Hauteur recommandée des tables en fonction de la nature des travaux :
- Table à semis
Sa hauteur idéale se situe plus ou moins au niveau du coude du travailleur soit entre 95cm et 110cm, en prévoyant assez d’espace sur le plan de travail permettant de poser ses coudes et avant bras pour moins de pénibilité et plus de précision. Cette hauteur de travail permet aussi de rapprocher la zone de travail des yeux pour moins de fatigue oculaire lors du semis de petites graines.
- Table de remplissage
La hauteur de travail idéale pour cette tâche se situe entre 70 et 90cm selon les personnes. Poser des bordures sur une partie de la table permet de mettre plus de terreau sur la table sans qu’il tombe au sol.
L’arrosage
Arroser les plants est une tâche quotidienne représentant un temps de travail non négligeable. Bien penser l’organisation matérielle et spaciale de l’irrigation fera gagner quelques précieuses minutes chaque jour et du confort de travail.
Un raccordement à l’eau (réseau, forage, source ou mare avec ballon surprésseur) est évidemment indispensable.
Veiller à avoir une pomme d’arrosage produisant des jets fins et pas trop puissants pour ne pas faire raviner le terreau des plaques de semis. Un variateur de débit faisant partie intégrante de la pomme d’arrosage est vivement recommandé.
On voit souvent, par simplicité, le tuyau d’arrosage gisant au sol dans les pépinières. C’est pourtant une situation peu confortable car le tuyau constitue un obstacle aux outils roulants (brouettes, …) et forme souvent des boucles dans lesquelles on peut se prendre les pieds. Il faut le trainer pour atteindre toutes les zones de la pépinière à arroser. Il y a du frottement aux détours des tables. Bref, c’est source de pénibilité.
Il est préférable d’accrocher le tuyau en hauteur et, summum de la praticité, de le faire glisser sur toute la longueur de pépinière à l’aide d’un câble et de poulies. Tout le poids du tuyau est supporté par le câble. En fin d’arrosage, le tuyau peut être rassemblé à un bout de la serre. De cette manière, il ne fait jamais de nœuds.

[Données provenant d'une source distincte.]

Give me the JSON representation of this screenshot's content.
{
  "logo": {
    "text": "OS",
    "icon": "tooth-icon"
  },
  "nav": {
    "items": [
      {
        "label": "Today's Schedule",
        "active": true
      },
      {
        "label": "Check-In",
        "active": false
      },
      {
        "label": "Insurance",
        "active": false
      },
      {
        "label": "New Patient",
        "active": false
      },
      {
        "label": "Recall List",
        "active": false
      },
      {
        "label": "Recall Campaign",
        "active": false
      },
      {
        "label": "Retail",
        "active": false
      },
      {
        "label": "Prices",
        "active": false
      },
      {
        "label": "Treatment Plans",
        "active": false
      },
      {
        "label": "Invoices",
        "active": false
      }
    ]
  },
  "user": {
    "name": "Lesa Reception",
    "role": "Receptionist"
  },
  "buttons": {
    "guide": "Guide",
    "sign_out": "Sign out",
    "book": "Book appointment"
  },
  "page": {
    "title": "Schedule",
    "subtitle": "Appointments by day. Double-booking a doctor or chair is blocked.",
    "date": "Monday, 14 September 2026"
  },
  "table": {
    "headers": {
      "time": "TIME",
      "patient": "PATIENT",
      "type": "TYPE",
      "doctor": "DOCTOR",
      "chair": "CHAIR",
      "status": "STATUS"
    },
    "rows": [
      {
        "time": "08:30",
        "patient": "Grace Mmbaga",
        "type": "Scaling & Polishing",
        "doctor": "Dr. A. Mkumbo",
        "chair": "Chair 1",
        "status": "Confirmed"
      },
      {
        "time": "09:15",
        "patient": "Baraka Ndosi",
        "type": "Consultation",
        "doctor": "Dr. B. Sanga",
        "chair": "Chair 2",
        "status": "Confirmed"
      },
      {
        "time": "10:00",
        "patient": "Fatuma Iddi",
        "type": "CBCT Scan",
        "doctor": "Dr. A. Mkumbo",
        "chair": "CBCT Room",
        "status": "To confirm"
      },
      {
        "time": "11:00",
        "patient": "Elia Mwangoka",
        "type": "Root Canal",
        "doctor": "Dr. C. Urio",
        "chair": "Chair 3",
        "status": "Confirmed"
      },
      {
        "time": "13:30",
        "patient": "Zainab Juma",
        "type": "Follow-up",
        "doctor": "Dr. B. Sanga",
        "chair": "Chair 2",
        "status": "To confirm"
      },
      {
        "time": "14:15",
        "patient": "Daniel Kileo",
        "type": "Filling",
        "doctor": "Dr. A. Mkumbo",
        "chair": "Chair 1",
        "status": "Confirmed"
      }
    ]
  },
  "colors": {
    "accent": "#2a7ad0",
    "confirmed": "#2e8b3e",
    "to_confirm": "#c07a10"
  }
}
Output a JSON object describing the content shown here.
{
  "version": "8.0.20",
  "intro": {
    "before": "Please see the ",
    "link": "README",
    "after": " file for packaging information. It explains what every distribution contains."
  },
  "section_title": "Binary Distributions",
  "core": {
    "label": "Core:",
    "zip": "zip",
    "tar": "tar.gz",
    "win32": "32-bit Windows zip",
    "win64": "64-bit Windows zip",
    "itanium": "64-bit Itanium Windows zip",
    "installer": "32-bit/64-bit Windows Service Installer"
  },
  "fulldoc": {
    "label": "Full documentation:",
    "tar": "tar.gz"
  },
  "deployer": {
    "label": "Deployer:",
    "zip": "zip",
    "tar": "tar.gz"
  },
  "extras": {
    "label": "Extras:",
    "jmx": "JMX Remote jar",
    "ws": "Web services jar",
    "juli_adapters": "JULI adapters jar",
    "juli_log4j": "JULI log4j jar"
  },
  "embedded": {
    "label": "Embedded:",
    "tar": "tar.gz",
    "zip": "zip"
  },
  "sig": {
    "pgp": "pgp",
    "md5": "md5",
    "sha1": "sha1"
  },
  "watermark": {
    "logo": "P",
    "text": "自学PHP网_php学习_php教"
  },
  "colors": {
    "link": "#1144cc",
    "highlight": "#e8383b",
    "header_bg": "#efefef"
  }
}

Cependant, on ne peut déplacer le tuyau que de manière longitudinale. Ainsi, selon l’agencement de la serre, il peut être nécessaire d’installer 2 lignes de tuyau, chacune arrosant 1/2 serre dans la longueur.
Comme vu plus haut, les tables de trempage permettant une irrigation des plants par capillarité présentent plusieurs avantages :
- meilleure autonomie en eau des plants donc moins de stress hydrique
- gain de temps et réduction de la charge mentale considérables (en période chaude on peut passer de 2 arrosages par jour à 1 seul tous les 2 jours!).
- réhumidification de mottes dont le terreau aurait séché
Agencement et circulation
Voici quelques principes à prendre en compte pour penser la circulation et l’agencement de sa pépinière.
- Prévoir des passages suffisamment larges entre les tables pour pouvoir circuler aisément avec une brouette horticole. C’est une « perte de place » mais un gain considérable en efficacité et confort de travail.
- Eviter les tables trop longues qui obligent à faire de longs détours pour aller d’un côté à l’autre de la serre. Des tables de taille modeste ont aussi l’avantage de permettre la gestion de plusieurs microclimats.
- Favoriser des tables de largeurs homogènes. La disposition des plaques de semis sur les tables deviendra un automatisme sans se demander à chaque fois quelle combinaison sera la meilleure.
- Favoriser des allées en lignes droites avec le minimum de « crochets ». Vos genoux vous remercieront ! Ça facilitera aussi le déplacement du tuyau d’arrosage.
- Prévoir des espaces de rangements pratiques pour les plaques de semis et autres outils nécessaires dans la pépinière. Faites-en la liste pour prévoir l’espace au plus juste.
- Si vous faites le choix d’utiliser une motteuse, pensez qu’elle prendra une place importante et qu’elle sera fixe … car la déplacer à chaque utilisation n’est pas envisageable. Il faut donc assez d’espace autour pour circuler aisément.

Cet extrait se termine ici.